Originally Published: 2019-08-26

If your Gmail storage is filling up, you’ll be directed to Google’s relatively pathetic instructions for clearing space in Gmail (at the time of this writing, those are “delete emails in Spam” and “delete emails with large attachments”). While that may free up a small amount of space, it’s unlikely to make much of a dent if you’ve been using Gmail for some time. A better way to free up space is to find the most frequent senders and delete all their email you don’t care about (newsletters, notifications, ads, spam, etc.).

While I did find this Python script and corresponding blog post recommending the same approach, the Python script didn’t seem to work correctly on my machine (it seemed like the Python mailbox get_from() function was returning something other than the expected From: field on my mbox file).

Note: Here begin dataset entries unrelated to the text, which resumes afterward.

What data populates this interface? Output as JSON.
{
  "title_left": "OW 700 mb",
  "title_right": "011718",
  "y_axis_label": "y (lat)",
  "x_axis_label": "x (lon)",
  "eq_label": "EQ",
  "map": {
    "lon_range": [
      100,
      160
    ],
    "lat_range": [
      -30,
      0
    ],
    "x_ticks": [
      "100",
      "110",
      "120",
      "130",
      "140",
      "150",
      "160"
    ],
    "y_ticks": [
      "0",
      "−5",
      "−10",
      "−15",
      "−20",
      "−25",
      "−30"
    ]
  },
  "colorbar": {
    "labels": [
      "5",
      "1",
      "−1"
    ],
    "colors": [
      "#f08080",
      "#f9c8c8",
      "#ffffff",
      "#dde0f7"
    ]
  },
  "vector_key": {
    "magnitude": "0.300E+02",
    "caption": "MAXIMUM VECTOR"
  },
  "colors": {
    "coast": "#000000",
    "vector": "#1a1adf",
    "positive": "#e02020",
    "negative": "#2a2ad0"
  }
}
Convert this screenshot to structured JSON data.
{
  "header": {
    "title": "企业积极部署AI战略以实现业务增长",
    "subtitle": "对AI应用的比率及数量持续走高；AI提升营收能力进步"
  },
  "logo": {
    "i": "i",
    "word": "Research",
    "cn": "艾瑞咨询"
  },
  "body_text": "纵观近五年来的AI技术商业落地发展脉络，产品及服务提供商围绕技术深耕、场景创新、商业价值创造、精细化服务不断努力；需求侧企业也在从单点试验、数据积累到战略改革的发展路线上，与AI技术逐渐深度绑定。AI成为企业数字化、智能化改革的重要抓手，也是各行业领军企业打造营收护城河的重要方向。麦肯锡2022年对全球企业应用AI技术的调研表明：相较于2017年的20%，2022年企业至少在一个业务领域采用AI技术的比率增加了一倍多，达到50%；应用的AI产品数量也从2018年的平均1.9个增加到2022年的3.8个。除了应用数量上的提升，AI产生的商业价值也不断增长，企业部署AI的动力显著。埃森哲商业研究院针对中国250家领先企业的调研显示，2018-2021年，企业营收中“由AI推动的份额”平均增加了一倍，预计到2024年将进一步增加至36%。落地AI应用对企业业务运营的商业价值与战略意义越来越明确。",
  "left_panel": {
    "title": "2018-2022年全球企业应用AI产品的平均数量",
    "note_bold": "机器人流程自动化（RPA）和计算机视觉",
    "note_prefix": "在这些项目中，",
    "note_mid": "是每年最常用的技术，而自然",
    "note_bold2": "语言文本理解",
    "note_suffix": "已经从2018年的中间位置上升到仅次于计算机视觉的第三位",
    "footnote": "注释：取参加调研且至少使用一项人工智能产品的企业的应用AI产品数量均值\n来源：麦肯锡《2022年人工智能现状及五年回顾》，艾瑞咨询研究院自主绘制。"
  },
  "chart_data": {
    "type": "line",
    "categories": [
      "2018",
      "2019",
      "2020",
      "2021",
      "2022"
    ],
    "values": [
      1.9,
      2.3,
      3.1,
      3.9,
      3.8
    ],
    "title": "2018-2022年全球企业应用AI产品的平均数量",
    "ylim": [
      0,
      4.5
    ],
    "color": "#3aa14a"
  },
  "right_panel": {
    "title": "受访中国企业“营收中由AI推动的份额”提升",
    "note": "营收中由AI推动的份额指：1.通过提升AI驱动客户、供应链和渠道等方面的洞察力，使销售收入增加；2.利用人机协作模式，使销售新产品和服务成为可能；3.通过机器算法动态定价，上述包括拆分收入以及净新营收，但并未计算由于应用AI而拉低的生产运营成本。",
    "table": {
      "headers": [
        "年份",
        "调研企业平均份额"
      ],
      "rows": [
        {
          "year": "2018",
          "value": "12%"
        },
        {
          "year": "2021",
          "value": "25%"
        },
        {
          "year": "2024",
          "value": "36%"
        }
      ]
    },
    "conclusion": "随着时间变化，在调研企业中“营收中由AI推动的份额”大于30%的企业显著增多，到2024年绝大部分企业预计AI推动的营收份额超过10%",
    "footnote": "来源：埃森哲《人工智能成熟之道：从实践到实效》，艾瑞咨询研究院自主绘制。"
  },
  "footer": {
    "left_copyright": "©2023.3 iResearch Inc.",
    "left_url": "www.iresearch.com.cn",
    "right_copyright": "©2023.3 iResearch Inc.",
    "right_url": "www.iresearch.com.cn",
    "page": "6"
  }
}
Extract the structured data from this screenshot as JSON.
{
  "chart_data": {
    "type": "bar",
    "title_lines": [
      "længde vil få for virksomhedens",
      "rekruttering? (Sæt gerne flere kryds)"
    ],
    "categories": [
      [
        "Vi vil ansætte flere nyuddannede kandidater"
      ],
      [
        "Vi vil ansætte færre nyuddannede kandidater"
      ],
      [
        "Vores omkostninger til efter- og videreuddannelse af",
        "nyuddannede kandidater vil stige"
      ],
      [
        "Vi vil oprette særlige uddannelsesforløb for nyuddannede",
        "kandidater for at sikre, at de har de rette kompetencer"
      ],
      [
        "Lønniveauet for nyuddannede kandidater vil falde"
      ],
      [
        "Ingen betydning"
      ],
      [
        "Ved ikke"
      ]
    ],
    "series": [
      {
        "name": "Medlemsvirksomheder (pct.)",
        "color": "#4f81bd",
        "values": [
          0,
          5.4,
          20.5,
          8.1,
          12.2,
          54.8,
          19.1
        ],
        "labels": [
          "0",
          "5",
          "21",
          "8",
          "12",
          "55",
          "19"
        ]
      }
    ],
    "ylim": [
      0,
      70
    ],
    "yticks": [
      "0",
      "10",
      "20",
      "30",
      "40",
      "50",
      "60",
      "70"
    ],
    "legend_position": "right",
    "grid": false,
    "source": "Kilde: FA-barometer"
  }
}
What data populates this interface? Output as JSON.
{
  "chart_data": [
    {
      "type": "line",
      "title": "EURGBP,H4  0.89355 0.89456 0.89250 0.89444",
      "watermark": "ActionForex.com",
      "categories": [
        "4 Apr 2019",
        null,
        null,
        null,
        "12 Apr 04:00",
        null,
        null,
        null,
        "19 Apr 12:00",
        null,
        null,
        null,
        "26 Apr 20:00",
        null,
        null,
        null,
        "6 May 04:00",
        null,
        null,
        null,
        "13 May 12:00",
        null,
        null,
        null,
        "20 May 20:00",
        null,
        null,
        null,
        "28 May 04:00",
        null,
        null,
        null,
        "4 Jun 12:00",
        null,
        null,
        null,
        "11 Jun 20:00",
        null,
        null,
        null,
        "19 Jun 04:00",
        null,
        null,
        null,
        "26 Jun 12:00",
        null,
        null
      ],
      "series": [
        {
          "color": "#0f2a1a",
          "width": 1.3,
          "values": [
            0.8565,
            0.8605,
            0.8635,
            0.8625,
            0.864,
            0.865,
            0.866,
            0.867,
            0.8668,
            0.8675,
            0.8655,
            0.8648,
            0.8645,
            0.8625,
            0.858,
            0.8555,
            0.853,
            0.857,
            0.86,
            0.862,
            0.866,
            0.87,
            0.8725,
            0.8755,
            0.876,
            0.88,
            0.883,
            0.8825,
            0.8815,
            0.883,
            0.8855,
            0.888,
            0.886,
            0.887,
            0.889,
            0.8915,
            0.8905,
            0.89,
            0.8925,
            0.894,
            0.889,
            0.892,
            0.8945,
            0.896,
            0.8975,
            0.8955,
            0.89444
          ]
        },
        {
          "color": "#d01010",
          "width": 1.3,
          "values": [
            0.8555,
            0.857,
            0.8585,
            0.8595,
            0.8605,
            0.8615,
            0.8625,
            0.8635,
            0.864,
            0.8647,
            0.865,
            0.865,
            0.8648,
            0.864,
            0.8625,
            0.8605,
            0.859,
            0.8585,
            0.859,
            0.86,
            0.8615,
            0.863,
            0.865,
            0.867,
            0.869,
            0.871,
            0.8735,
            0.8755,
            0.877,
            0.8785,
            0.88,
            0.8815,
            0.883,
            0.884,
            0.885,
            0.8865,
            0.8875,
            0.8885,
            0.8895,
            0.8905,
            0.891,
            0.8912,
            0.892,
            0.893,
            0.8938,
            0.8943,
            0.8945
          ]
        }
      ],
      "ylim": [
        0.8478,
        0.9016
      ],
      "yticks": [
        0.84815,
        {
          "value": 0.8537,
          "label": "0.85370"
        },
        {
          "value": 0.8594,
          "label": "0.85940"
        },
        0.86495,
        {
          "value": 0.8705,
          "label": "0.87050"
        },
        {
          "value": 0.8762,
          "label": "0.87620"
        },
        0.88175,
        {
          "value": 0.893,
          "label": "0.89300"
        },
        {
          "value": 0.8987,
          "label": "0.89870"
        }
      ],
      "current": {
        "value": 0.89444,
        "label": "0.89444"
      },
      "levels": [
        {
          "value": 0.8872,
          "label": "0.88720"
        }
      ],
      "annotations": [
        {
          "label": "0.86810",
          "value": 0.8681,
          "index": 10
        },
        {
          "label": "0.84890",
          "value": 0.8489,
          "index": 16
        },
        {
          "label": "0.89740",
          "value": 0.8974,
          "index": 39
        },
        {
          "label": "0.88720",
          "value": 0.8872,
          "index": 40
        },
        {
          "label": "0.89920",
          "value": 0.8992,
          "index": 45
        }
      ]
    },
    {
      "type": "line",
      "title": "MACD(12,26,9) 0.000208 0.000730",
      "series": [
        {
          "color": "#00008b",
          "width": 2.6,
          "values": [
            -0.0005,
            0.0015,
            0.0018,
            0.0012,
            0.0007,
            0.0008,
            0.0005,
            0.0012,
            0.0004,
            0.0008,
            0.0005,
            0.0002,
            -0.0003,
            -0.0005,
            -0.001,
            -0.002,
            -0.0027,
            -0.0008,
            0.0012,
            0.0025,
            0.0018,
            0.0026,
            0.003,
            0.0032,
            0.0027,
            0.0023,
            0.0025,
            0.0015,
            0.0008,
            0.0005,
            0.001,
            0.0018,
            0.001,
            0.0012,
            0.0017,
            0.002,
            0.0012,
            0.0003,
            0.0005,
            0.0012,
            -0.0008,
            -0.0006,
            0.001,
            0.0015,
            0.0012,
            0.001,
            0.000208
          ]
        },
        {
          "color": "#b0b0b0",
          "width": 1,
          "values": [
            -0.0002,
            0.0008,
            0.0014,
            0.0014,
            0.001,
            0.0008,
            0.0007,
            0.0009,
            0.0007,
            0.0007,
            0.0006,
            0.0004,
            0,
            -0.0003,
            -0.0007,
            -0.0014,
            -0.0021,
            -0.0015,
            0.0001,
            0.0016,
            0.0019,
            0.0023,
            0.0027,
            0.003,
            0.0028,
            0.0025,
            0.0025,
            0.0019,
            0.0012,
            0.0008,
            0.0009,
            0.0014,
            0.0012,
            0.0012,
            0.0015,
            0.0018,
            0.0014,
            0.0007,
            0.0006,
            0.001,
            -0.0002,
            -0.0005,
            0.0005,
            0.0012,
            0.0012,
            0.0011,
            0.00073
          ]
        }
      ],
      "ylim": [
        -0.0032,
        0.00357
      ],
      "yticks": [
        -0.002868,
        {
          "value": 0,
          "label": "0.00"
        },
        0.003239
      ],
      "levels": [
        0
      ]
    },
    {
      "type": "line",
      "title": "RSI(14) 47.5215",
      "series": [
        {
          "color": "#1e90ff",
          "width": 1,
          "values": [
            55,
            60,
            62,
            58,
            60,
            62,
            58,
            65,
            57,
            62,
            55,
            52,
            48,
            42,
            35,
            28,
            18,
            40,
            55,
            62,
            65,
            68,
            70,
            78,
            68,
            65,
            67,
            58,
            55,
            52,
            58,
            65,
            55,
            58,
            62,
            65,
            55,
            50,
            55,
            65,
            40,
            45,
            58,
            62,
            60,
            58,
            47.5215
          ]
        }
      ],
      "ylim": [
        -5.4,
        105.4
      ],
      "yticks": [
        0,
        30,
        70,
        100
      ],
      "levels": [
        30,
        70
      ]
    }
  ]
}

So, if you’re familiar with the command line, you can use this one-liner on the mbox file you get from Google Takeout instead:

grep '^From:' ~/Downloads/Takeout/Mail/All\ mail\ Including\ Spam\ and\ Trash.mbox | cut -d'<' -f2 | tr -d '>' | sort | uniq -c | sort -rn > senders.txt

Sure, it’s not perfect, but for From: lines that don’t conform it still fails gracefully. You can then work your way through the resulting sorted output of most frequent senders and deleting all mail from them (I suggest deleting lines in the output as you delete email, so you can keep track of what you’ve already deleted). It may take a little while for your storage quota report to update, but I deleted many tens of thousands of emails this way, freeing up about 5GB of storage and getting comfortably back under the quota as a result.

Update: If you want a more accurate picture of how your email storage is being used, I’ve written a short Ruby script which tries to calculate the total number of bytes for each sender in an Mbox file from Google Takeout.